Organized thinking and my search for the right tools

I just can't seem to find the right method. I've tried physical notecards, as per Ryan Holiday and Billy Oppenheimer. I found that to be too cumbersome and frustrating, and also had problems with the messiness of it.

I tried the digital version of it through Zettelkasten. Can't fully say why it didn't stick, but somehow basic Apple Notes was easier and more flexible to maintain for me. I've also tried Evernote, Notion and Obsidian, but they're all too complicated and bulky for what I want.

Mymind is interesting, and sort of works better than the other digital tools I've tried. The visual part is an important aspect that many of the other tools don't have good solutions for. It does however go quite far on the visual side, and doesn't feel great when it comes to slightly longer form note-taking.

Other options I've considered is to build out my home page with more sections dedicated to the needs I have (section for quotes, section for short notes-to-self, health, inspiration etc), but it does feel like a bit too large of a task at the moment.

I have fairly heavily used the native Apple Notes the last year. I've always used it, but the last year I've organized and used it a bit more structured. It's really not too bad, and thats why that still is my way of taking most notes.

Maybe all of this searching is in vain, and simply using Apple Notes is the best solution after all? The problem is just that I really prefer having physical files over the "locked in" apple notes in their cloud kind of a thing.

Which takes me back to using my own web page for this, because Kirby structures this stuff exactly how I want it. A folder per entry/thought/post, with a txt file containing the text content, plus all potential assets of relevance to it. Everything neatly collected in a named folder.

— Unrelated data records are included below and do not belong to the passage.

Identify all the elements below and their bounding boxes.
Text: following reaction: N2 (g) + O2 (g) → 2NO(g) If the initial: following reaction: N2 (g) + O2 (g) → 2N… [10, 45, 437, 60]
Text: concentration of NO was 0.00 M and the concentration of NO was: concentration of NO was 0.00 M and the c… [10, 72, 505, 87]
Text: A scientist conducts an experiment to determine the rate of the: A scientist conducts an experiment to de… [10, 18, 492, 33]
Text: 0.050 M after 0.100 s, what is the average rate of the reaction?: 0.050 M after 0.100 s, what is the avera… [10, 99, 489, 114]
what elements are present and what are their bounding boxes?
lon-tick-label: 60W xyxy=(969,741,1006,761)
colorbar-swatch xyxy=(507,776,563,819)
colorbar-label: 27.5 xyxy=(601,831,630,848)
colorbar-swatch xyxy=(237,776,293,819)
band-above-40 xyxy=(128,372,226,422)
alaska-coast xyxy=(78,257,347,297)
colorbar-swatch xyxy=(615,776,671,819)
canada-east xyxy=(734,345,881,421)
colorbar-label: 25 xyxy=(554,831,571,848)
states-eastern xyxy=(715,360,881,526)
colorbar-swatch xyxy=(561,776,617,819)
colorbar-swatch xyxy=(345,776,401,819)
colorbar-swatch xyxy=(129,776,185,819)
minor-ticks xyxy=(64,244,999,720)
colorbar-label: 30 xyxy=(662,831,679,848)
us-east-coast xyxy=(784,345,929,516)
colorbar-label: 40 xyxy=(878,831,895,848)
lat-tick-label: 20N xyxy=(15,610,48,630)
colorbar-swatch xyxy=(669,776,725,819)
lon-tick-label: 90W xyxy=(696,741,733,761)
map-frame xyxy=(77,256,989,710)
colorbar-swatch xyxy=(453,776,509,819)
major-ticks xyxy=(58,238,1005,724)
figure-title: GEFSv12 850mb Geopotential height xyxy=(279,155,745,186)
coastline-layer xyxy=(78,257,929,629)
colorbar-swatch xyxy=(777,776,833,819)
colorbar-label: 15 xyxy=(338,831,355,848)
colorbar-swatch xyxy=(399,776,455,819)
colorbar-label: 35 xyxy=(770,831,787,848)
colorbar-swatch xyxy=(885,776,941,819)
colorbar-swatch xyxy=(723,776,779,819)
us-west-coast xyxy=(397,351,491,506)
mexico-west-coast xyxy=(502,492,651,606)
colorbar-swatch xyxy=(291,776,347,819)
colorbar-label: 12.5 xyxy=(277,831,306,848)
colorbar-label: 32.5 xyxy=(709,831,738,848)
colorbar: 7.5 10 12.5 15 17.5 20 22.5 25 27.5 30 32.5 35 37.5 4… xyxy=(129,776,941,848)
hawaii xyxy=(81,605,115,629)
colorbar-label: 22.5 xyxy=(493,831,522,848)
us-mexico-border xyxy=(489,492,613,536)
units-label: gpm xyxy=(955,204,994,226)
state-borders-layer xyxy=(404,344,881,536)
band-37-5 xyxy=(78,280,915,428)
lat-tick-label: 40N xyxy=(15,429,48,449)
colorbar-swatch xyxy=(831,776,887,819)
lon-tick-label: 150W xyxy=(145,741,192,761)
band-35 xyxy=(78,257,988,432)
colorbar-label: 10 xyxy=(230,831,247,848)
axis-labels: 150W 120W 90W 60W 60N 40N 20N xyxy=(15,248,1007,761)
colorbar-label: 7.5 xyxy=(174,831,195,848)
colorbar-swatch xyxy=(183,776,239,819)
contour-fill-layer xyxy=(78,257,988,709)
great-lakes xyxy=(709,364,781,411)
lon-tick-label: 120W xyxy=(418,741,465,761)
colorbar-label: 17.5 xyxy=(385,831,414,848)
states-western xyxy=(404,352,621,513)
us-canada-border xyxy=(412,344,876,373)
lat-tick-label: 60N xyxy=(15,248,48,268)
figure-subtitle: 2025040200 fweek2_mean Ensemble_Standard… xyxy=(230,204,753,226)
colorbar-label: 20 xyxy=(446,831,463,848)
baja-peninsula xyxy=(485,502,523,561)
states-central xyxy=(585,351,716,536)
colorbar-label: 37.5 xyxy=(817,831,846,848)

They say "write to think", and I think that through writing this post, I've learned that I probably should try out a MVP note-taking system straight on my own homepage using Kirby. 🤔

Note: I forgot to mention that I also tried a commonplace book system too. That definitely worked better than notecards, but I fell back on the fact that I don't really feel it works for me to purely have written words on a paper to compile my thoughts. Too often I want to include graphics.